Tomasz Sekielski ze względu na swoje problemy z nadwagą musiał podjąć pewne kroki, by zawalczyć nie tylko o swoje zdrowie, ale także życie. Sytuacja jest na tyle poważna, że dziennikarz postanowił odchudzać się na oczach internautów, by nie stracić motywacji. "Na początku akcji ważyłem 185 kg. Po miesiącu wejdę na wagę. Chcę zejść do 85 kg, więc 100 kg" - powiedział Tomasz. Swoje postępy relacjonuje w social mediach oraz na YouTube. W odchudzaniu pomaga mu triathlonista - Łukasz Grass.
Tuż przed startem diety, Sekielski opublikował na Instagramie swój początkowy jadłospis. Co dziennikarz je w ciągu dnia?
Tomasz Sekielski ma świadomość tego, że zrzucenie 100 kg będzie dla niego nie lada wyzwaniem, jednak wierzy w to, że uda mu się wygrać walkę z otyłością, a dzięki wsparciu swoich fanów, nie podda się tak łatwo.
Dziennikarz otwarcie przyznaje, że w tak zaawansowaną nadwagę wpędził go stresujący tryb życia.
Przez lata zajadałem stres. Jeśli chcecie żyć pełnią życia, zrzucajcie kg, żebyście nie doprowadzili się do takiego stanu jak ja. Maszerujcie po zdrowie. Otyłość może doprowadzić do śmierci - powiedział w jednym z programów.

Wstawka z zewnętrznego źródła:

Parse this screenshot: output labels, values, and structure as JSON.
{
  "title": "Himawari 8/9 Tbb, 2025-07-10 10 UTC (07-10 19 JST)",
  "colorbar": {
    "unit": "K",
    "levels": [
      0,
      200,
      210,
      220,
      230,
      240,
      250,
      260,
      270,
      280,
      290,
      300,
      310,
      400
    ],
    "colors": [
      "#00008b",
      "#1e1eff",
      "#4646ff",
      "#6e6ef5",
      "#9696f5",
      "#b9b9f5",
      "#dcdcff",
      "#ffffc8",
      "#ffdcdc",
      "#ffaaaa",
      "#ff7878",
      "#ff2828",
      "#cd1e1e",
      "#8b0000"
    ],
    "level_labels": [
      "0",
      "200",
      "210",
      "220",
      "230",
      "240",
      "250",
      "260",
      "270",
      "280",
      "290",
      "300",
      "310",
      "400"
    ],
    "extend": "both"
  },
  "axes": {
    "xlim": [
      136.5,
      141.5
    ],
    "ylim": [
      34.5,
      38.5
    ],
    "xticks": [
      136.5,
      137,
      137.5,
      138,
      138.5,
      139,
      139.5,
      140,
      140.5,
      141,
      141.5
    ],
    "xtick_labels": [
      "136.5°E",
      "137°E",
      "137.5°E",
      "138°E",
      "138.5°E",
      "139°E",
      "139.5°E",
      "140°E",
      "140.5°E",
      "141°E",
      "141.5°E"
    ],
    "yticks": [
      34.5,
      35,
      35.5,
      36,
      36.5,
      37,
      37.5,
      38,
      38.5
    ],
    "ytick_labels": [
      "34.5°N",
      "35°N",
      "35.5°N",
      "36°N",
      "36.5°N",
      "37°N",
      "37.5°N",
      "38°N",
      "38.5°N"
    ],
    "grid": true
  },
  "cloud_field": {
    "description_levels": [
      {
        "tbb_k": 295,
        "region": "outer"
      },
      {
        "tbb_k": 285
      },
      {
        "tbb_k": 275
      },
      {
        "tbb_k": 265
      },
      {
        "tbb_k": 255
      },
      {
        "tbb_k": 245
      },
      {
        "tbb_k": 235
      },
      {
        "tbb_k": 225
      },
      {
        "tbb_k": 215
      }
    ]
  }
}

Obecny stan zdrowia nie pozwala Tomaszowi na intensywne treningi, jednak ma on swój sposób na aktywność fizyczną. Jaki? Spacery z psem!
Nie mogę trenować, stąd spacery. Codziennie przynajmniej 30 minut.
Dziennikarz codziennie wprowadza do swojego życia zdrowe nawyki. Ostatnio opublikował na Instagramie filmik, na którym wraz z Łukaszem Grassem jedzą seler naciowy.
Walka trwa, zdrowe jedzenie to podstawa - napisał pod filmem Sekielski.